Many wrestlers feel as if Lewis is always there for them and pushing them to be the best version of themselves.

We can definitely come together [and feel like] a family at times.

— Aylen Vivar

“I like how much and how hard our coaches train us because when it comes to us wrestling at a tournament, we’re in better shape than our other opponents,” Vivar said. “We can definitely come together [and feel like] a family at times.”

Senior Marisol Moreno has been wrestling since she was a freshman, and she sees a lot of potential in this year’s team.

“I have a good feeling about our team this year. I know last year a bunch of our wrestlers placed in district and went to state,” Moreno said. “I believe we can do the same thing as last year and possibly have more people place and go to state.”

Moreno has loved wrestling from the very beginning, but the closeness of the team is what made it even more fun.

“What I like about Bowie wrestling is the bond that’s been created with our team,” Moreno said. “We push each other to our limits and help each other when there’s [any] moves we’re confused about.”

Lewis is close with every wrestler on the team, and he makes sure to establish positive relationships with all of the wrestlers.

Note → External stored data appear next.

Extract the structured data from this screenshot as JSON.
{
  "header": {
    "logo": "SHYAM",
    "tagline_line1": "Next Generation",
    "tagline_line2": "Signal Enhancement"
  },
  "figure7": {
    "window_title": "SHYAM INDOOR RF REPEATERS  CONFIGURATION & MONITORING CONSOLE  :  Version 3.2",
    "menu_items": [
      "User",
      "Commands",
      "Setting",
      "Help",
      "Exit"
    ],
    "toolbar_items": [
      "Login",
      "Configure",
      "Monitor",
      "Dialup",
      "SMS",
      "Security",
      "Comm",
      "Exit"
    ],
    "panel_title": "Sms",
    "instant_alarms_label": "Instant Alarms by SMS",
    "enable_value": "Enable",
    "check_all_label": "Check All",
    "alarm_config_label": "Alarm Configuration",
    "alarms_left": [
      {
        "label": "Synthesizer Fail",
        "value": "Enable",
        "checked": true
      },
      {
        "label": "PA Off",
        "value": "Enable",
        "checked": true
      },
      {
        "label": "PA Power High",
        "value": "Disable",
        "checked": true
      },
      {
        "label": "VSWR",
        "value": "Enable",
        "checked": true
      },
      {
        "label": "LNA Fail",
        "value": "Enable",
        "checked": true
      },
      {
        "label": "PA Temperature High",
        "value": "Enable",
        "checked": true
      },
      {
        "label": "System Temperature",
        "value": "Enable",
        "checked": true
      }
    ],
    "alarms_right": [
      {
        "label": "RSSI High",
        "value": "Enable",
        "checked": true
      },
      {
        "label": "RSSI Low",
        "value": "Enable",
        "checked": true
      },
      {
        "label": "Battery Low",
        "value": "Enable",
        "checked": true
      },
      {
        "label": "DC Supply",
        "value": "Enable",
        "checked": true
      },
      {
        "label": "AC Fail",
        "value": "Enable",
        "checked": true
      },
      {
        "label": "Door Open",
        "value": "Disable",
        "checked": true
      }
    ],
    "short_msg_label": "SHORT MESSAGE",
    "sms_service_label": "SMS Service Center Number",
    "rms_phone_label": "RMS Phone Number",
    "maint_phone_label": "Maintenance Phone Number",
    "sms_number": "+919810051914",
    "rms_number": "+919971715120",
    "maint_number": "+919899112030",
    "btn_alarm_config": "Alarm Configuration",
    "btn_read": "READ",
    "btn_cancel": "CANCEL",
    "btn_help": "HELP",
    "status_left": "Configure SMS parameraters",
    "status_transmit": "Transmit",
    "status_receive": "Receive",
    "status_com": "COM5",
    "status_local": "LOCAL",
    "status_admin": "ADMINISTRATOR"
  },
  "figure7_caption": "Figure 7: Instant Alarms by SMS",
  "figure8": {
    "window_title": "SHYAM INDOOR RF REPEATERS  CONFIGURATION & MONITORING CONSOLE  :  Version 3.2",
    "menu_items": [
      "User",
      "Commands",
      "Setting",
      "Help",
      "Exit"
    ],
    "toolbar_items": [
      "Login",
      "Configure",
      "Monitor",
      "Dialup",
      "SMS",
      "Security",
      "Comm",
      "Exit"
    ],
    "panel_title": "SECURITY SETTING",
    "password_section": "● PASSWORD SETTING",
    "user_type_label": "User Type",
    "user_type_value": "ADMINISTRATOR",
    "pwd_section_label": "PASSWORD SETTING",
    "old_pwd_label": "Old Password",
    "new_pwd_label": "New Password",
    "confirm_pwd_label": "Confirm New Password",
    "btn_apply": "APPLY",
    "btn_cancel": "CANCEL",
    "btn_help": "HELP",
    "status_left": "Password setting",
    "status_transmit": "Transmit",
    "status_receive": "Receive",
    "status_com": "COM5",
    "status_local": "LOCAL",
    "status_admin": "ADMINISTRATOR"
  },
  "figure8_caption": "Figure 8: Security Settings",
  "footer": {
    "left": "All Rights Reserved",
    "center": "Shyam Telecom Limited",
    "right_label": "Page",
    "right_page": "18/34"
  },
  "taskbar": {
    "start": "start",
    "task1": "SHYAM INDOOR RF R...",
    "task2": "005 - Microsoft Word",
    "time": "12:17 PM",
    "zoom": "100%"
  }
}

“It becomes like a second family to you. I call them all my kids,” Lewis said. “I call and check on them to see how everything is going, to make sure they’re doing okay.”

With lots of determination, hard working athletes, and a bond that resembles one of a family, the whole team is looking forward to the rest of the season according to the wrestlers.

Bowie wrestling is a family,” Silguero said. “We sweat, struggle, bleed, cry, fail, and succeed together. That’s what I love about the team.”